NBC’s “Saturday Night Live” is in its 39th season now. The show has many rules – most of them laid down by evil Buddha Lorne Michaels. The two most important ones seem to be that 1) every episode hosted by a woman of color will be strong and that 2) there will only be one such an episode a season. Maybe two if Maya Rudolph happens to be in New York.
The reason why these episodes are usually so good is because then the writers can use all their ideas they normally can’t do because they involve a black woman. Saturday’s episode guest-hosted by Kerry Washington was no exception.
SNL has a big ensemble of cast members and featured players, but most of them are white. There are two black guys, a Persian woman and a woman who might – might – be Hispanic. These limitations lead to some questionable choices: Fred Armisen (who has Venezuelan and Japanese roots) played Barack Obama in what was effectively blackface for four years till Jay Pharaoh was allowed to take over.

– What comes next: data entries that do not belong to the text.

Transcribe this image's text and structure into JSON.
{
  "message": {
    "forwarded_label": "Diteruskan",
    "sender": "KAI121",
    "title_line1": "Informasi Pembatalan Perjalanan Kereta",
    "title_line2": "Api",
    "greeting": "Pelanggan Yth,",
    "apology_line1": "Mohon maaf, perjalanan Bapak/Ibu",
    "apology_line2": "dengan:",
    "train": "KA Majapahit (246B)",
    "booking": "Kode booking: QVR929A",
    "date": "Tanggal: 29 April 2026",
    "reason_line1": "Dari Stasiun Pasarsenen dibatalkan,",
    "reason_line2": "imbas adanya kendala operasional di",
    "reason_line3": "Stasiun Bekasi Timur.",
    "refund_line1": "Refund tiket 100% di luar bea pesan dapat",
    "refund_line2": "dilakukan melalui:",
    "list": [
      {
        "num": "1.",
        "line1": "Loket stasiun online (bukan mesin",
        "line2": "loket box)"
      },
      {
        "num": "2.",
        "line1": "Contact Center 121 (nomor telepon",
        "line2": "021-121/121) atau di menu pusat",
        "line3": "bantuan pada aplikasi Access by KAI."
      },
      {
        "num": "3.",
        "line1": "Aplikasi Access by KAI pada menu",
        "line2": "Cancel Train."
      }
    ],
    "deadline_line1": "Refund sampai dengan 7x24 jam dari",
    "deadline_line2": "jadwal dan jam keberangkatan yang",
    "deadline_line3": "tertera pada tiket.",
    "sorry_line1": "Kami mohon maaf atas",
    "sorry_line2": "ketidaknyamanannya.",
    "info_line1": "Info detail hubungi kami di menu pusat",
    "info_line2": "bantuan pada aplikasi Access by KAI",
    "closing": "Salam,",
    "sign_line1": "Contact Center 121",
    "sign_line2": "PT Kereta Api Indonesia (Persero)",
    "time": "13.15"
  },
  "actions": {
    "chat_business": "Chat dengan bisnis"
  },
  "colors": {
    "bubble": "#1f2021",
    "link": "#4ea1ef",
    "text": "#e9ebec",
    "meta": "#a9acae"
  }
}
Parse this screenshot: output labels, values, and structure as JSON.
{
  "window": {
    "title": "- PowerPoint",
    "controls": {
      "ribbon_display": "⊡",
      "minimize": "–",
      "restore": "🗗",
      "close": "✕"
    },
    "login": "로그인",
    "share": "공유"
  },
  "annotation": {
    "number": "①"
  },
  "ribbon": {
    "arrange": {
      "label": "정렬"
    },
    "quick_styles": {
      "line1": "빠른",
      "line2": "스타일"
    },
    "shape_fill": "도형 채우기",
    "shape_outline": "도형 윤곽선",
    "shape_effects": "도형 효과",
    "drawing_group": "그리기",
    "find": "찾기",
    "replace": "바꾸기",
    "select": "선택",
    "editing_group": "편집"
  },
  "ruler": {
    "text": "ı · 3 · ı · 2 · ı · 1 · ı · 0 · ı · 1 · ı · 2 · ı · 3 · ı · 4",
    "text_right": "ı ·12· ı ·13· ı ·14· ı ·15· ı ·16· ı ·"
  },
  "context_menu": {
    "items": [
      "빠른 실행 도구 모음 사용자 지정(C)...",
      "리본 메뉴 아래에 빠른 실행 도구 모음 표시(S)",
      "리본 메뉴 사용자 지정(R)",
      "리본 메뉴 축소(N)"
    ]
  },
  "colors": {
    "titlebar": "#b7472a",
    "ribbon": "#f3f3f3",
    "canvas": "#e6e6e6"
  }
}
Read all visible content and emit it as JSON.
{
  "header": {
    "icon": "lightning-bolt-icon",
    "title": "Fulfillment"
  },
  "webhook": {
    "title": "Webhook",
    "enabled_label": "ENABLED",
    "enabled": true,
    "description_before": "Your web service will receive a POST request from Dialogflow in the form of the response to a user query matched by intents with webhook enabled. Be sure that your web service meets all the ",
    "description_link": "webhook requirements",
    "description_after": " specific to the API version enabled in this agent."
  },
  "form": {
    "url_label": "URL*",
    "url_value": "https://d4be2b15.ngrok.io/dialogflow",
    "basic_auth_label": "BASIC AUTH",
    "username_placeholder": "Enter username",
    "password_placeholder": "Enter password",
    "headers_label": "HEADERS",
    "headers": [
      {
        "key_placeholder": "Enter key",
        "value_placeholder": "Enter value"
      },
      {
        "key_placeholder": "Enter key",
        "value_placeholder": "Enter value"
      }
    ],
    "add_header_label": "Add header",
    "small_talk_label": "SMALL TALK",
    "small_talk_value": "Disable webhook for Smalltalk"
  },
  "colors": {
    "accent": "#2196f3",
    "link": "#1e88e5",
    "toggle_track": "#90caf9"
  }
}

When the show announced the new players for this season many people thought it was a joke. Five white dudes and one white woman, and the men all looked sort of the same and had made-up names like “Beck Bennett” and “Brooks Wheelan”, which sound like the alias of a superhero.
Jason Zinoman wrote about SNL’s “race problem” in the New York Times. The show addressed the criticism with a sketch in which Kerry Washington was annoyed because she had to play Michelle Obama AND Oprah AND Beyonce simply because nobody could do it. Zinoman tweeted his reaction: “Um, wow.”
(Let’s now not do the boring thing and imagine such a controversy – or such a show, or comedy in general – if it happened in Germany. Thank you.)
Probably a coincidence but in an episode almost exclusively about race the musical guest was Eminem, still one of the premier White Dudes of Hip-Hop – and of course he was rapping about bringing real rap back. And to top it all off he had Rick Rubin on stage as his DJ. Rubin, hyper-bearded, in a winter coat, with shades and big headphones – scratching. Scratching! I don’t even wanna know if it was fake or not – and please don’t tell me if you know. At least not this week.